In our day and age, in our society, in our communities we often sell ourselves the deception that we can do anything, we can be anything… the “yolo” (you only live once) lifestyle. As young people we have been thrown into a world of relativity, where anything and everything is permissible… yet we are not warned of the repercussions of such a setting and behavior. We forget that the one we can ultimately hurt is ourselves.
Booze, drugs, sex, lies… the ‘glamor’ of the world shines in our faces saying “this is what you want”, “this is what you need”, enticing the youth into a dark abyss of loneliness, self-loathing, and disparity. The party is fun while it lasts, that high is exhilarating while it elevates, that boy/girl is enticing at that blood pumping moment … and then it’s over. You look around and all those “friends” are long gone, you look around and not only are your surroundings in shambles… your soul is too. Alone, you are left with the broken pieces of what once was your heart.
We gain prestige. We garner degrees. We become professionals of the world. We go through the motions that society requires of us. Yet our hearts, our souls deteriorate within.
We create a false sense of unity through our “social medias”, we create a false sense of happiness with smiling pictures galore… yet the reality of pain and desolation remain deep within the eyes of those who attempt to deceive. We learn to hide our pains, we learn to bury it deep down… far far away. We learn to continue day in and day out, falsely smiling our lives away.
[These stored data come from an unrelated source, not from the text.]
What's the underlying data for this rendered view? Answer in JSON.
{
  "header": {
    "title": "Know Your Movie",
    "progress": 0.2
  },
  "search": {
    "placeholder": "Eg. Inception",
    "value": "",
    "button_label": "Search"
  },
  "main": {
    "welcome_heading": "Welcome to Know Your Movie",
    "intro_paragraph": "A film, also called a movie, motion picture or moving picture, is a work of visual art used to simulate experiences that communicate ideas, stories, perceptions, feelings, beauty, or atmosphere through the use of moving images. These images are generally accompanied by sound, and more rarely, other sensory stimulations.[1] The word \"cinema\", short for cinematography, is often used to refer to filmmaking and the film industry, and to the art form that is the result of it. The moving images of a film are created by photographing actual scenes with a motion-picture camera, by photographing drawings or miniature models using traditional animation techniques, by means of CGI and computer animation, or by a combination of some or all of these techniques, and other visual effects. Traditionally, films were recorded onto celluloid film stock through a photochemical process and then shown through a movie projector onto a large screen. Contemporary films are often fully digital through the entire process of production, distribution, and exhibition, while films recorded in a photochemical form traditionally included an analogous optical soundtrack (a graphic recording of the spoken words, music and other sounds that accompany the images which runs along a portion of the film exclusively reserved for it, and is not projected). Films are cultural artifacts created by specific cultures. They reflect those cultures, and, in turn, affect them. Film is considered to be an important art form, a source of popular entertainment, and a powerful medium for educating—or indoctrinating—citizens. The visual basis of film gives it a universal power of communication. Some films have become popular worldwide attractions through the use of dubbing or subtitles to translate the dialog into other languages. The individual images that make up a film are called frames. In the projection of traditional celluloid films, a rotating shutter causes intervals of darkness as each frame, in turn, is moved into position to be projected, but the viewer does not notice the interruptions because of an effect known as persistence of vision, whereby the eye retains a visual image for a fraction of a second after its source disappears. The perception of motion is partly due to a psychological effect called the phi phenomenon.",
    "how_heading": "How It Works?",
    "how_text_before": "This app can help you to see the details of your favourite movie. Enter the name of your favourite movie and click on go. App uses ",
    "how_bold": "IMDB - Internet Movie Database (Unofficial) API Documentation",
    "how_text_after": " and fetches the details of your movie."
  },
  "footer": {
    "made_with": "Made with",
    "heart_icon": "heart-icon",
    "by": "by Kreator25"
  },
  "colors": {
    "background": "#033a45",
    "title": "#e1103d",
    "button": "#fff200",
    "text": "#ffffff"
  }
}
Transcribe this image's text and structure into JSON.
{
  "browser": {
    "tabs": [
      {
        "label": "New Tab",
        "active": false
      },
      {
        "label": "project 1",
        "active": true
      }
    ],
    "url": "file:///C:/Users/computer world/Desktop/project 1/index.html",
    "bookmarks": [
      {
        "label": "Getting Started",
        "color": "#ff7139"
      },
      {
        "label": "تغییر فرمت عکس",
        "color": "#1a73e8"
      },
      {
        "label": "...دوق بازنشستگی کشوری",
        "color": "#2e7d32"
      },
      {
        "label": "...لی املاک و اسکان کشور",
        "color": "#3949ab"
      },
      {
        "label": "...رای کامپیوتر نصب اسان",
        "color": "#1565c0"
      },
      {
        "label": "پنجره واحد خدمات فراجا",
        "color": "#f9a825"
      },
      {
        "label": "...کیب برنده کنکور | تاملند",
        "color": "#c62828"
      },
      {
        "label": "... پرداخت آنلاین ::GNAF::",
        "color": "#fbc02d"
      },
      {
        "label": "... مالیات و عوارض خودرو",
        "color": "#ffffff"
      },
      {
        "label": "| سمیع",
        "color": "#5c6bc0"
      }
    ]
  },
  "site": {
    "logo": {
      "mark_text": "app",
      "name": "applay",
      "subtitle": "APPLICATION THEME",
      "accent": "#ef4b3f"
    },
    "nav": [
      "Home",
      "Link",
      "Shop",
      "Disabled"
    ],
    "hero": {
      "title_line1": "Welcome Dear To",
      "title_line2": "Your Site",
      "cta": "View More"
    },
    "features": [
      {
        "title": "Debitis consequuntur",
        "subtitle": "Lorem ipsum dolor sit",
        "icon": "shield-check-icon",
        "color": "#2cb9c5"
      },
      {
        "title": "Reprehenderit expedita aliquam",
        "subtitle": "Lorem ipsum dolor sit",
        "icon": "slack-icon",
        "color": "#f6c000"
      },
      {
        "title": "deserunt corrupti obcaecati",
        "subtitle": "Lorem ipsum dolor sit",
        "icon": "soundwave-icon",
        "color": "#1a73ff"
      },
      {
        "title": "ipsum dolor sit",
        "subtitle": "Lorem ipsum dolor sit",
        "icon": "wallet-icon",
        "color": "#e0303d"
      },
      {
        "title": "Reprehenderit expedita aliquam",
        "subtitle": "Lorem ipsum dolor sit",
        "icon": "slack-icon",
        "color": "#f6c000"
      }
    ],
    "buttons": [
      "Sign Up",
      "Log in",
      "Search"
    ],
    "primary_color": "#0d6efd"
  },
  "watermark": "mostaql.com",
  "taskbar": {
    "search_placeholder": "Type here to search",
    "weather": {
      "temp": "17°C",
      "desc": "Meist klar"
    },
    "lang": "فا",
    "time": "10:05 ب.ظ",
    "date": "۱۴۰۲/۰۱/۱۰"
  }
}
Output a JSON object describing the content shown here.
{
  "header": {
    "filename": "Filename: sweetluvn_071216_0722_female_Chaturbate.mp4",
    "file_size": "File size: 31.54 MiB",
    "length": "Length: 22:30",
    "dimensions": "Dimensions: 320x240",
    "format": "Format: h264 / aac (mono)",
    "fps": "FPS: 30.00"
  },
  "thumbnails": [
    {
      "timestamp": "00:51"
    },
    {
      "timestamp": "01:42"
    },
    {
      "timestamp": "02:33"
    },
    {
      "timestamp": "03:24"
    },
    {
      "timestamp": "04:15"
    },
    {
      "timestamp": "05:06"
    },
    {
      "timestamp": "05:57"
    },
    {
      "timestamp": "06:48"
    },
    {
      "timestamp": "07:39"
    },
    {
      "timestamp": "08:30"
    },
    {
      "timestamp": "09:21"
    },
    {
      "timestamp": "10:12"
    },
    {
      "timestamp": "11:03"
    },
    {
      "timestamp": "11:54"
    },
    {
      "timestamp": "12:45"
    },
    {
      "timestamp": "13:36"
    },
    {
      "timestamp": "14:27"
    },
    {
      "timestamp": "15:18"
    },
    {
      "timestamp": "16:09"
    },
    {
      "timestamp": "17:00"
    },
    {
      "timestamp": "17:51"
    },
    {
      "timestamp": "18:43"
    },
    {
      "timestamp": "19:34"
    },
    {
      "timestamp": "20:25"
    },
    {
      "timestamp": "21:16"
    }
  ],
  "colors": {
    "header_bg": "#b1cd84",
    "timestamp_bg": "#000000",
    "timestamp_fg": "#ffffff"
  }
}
That is why it is Pure Lunacy, that in a world as such… a world that leaves you out to dry, a world that throws you to the wolves, a world that turns its back on you… there is hope.
Many ask why Pure Lunacy was created… it is because I myself had to climb out of the abyss, I myself had to heal, I myself had to face those demons head on and I continue till this day. However I did not find hope alone… for you see I found hope in Christ, and it is through Him I have hope.
Yet, like many on the path to recovery… I too learned the ways of burial, burying away the shame, the sadness, the hurt. Preferring saddened silence, one moves forward, assuming all is well to just allow the past to wallow in its mysteries. Until you meet the genuine soul of another, another who also has a past… another who also longs for the word of God and His guidance.
You have never truly spoken of your past, you have never truly quelled the beast that torments within… and it is then you realize that sometimes it is ok to seek refuge in Christ through the support of fellow brothers and sisters in the faith. Those walls that were put up, that guard that stood its ground to shun all away in the attempt to protect your tender healing heart … all comes tumbling down. The tears flow freely, the sobs rumble from within and the realization that there is still much to heal is lustrously shone on your face. And part of that healing is to not only accept forgiveness, but to also forgive yourself. Forgive yourself.
The hardest step of all… to forgive yourself.
And so continues the ways of a Pure Lunatic… a Lunatic who refuses to allow the sorrow of the past to become the reality of tomorrow, a Lunatic who maintains hope, and most of all a Lunatic who is still learning with Christ leading the way.
There is hope.
This is Pure Lunacy.

Well said sister! I love what God has done in our lives and what he continues to do! Love you!
❤ I love you too girl!
I can’t stop crying to even type my reply. I feel like you read what was on my heart and put it into words. I think it’s easier to accept that Jesus has forgiven me than to forgive myself. But I can keep my faith because my christian sisters all over the world really has gone through the same kind of suffering. Thanks for sharing your heart. Love you!
thank you for your testimony ❤
This really blessed me! We are products of our past not prisioners! I pray that God continues to inspire you to use your gifts to edify and make many aware of things you speak about. God bless you!